しかし、ゴミ屋敷化した物件は、悪臭や害虫により、周囲に多大な影響を及ぼします。

そのため、近隣住人が平穏な生活ができなくなり、続々と退去する可能性もあるのです。
空室が増えると、その分、家賃収入が減ってしまいます。

損害賠償請求のリスク

ゴミ屋敷の影響により、近隣住人が悪臭や害虫の被害を受ける可能性が高いです。
物件を所有する不動産オーナーは、入居者に対し、損害賠償請求をする場合もあります。

入居者との示談交渉によっても損害賠償金請求に応じない場合は、訴訟の提起も考えられます。

ゴミの処分について

ゴミ屋敷化した部屋は、不動産オーナーがすぐにゴミを処分したいと考えるでしょう。
しかし、入居者のゴミを勝手に処分することができません。

部屋の中にあるものがゴミに見えたとしても入居者の所有物に変わりなく、私有財産の扱いになるのです。
不動産オーナーが入居者の許可なく勝手に持ち物を捨てた場合は、器物損壊罪や窃盗罪に該当するケースも否定できません。

ゴミ屋敷化した部屋の対処方法

内容証明郵便で通達文を送る

ゴミ屋敷化した部屋は、まずは、期日を決めてゴミの撤去を求めます。

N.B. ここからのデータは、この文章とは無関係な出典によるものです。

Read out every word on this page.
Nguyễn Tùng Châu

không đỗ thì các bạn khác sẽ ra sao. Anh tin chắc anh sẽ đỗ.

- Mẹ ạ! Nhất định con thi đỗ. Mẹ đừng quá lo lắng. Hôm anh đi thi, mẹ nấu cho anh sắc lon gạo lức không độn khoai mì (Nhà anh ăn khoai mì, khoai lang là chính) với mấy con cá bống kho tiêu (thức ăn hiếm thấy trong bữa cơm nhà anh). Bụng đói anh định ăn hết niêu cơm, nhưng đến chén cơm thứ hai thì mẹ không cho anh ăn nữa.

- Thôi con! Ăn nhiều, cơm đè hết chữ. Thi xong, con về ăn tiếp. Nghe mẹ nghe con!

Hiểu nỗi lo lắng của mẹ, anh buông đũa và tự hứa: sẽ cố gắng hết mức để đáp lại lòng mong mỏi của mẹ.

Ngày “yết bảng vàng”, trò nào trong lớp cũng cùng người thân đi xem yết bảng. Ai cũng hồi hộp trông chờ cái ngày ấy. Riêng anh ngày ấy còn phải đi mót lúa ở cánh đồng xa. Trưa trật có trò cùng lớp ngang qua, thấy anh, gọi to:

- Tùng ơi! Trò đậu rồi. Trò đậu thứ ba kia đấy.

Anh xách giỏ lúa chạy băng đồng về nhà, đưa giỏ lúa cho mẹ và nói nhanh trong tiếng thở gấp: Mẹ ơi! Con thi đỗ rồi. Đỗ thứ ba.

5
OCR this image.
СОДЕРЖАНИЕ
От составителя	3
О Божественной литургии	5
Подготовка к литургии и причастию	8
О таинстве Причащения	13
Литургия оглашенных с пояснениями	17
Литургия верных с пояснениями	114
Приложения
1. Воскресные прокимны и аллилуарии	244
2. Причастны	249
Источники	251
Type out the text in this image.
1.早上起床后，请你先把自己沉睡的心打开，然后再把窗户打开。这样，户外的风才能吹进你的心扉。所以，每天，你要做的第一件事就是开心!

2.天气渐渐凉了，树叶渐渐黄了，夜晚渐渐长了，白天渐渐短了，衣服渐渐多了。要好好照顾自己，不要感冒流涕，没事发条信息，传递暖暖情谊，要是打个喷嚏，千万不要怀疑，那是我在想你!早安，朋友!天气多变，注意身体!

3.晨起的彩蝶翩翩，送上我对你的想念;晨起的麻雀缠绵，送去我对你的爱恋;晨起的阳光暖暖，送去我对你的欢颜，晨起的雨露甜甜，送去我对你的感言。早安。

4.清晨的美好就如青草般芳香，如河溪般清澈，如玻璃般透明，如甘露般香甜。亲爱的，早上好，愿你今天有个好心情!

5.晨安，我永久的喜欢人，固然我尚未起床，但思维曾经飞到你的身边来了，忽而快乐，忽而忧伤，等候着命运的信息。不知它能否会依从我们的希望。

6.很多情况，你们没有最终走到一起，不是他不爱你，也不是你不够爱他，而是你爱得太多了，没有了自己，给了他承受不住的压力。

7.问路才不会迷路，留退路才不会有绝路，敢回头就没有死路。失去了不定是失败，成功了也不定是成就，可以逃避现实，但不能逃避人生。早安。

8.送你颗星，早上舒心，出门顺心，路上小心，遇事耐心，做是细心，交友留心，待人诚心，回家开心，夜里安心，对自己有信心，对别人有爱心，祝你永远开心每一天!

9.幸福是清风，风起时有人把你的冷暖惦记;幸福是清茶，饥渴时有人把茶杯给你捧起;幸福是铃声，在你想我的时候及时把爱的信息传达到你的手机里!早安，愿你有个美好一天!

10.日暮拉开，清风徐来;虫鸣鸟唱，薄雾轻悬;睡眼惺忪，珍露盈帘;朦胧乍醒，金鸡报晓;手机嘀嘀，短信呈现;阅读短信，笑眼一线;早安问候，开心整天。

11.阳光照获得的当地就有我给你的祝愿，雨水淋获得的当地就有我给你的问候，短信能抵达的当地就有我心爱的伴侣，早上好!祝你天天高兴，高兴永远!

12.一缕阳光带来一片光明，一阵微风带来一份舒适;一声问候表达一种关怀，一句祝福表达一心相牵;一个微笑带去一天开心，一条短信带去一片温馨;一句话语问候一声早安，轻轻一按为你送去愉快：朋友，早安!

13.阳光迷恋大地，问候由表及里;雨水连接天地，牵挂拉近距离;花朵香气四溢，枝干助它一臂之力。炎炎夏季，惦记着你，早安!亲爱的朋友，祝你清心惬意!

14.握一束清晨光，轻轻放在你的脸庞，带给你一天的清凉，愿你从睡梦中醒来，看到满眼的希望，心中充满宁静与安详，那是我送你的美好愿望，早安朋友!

このときに内容証明郵便で通達文を送ることがポイントになります。
口頭で伝えると証拠が残らず、あとで​​言った・言わないでトラブルに発展するケースもあるためです。

善管注意義務違反として契約解除を申し出る

入居者の善管注意義務違反を理由に契約解除を入居者に申し出ます。
ただし、すぐに入居者を追い出すことはできません。
余裕をもった期日を設定し、話し合いを進めながら契約解除を申し出ます。

明け渡し訴訟を提起する

それでも​​退去に応じない場合、明け渡し訴訟を提起することになります。
まずは、法律の専門家である弁護士に相談するのが無難です。